こんな能力なんていらなかった—鳥籠の中の鳥は愛を詩う—
「今日は外にでちゃいけないって何度も言っておいたでしょ!!!」
「ごめんなさい!」
お母さんに座りなさいと言われて腰をつけた地べたで素早く頭を床にぶつけると、ゴン!と音が響いた。
家の床は木製のはずなのに、かなり痛い。
額を押さえて呻くとお母さんは呆れたような溜息をついた。
「明日は外にいってもいいのに……なんで一日くらいジッとしておいてくれないの……」
お母さんは、心臓止まりそうになったわ……と呟いた。
「ごめんなさい……」
しょぼんとしたまま告げると、お母さんはフィリアムに覆いかぶさるようにして抱きしめた。

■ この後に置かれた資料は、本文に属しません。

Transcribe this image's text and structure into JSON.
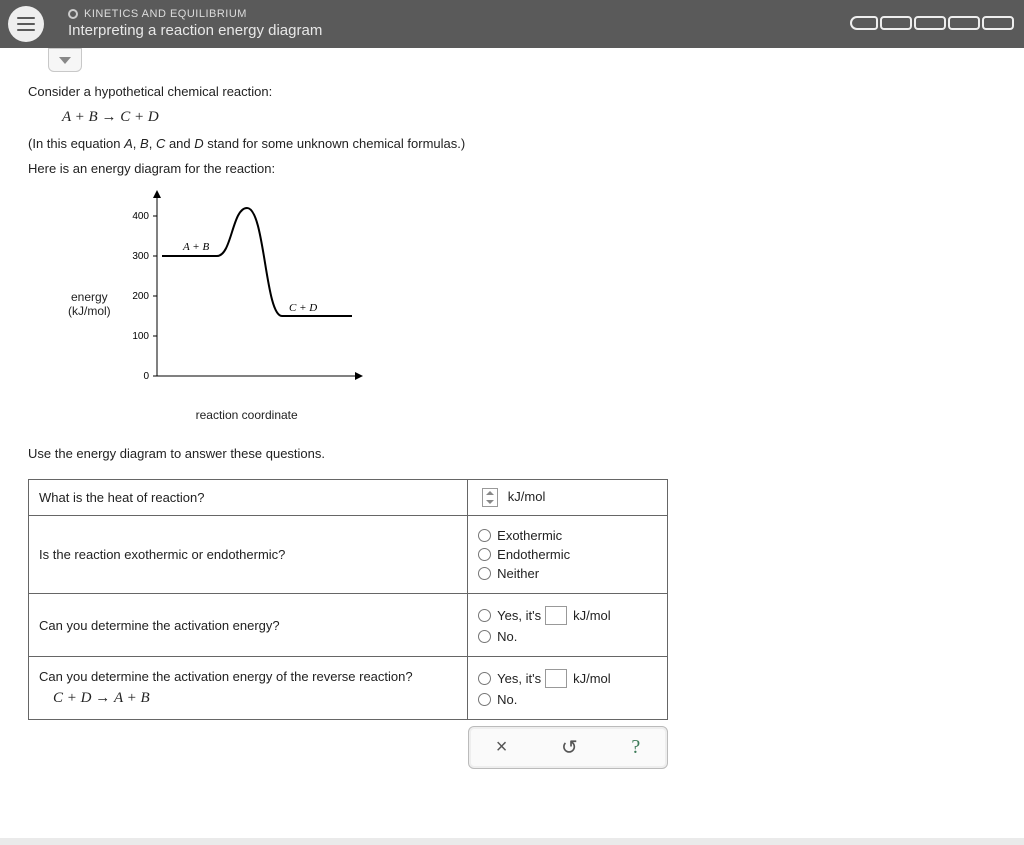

「もうすぐで、お父さん帰ってくるから……そしたらいつでも外に行ける場所に行くから……もう少しだけ我慢して?お願いよ」
フィリアムはお母さんに抱きしめられたまま頷く。
「ああいい子ね、大好きよフィオ」
「私も大好き……」
そう答えた瞬間に、外が俄かに騒がしくなった。
お母さんは咄嗟にフィリアムの耳と目を塞ぐ。
「息を潜めて、動かないで……そういい子ね」
耳が塞がれていると言えど、少しは聞こえてくるわけで。
お母さんの指をすり抜けて耳に入ってくる怒声と悲鳴に、フィリアムは顔を歪め母の背中に手を回す。
この騒音が何故起きているのか分からない。けれど、怖い。
「大丈夫よ、私がついているわ。貴女のことは絶対に守ってあげる」
フィリアムは何も返事を返せなくて、黙って腕に力を籠めた。
そのままどれだけ時間が過ぎただろう。
いつの間にか眠ってしまったようで、フィリアムが気付いた時にはベッドの上にいた。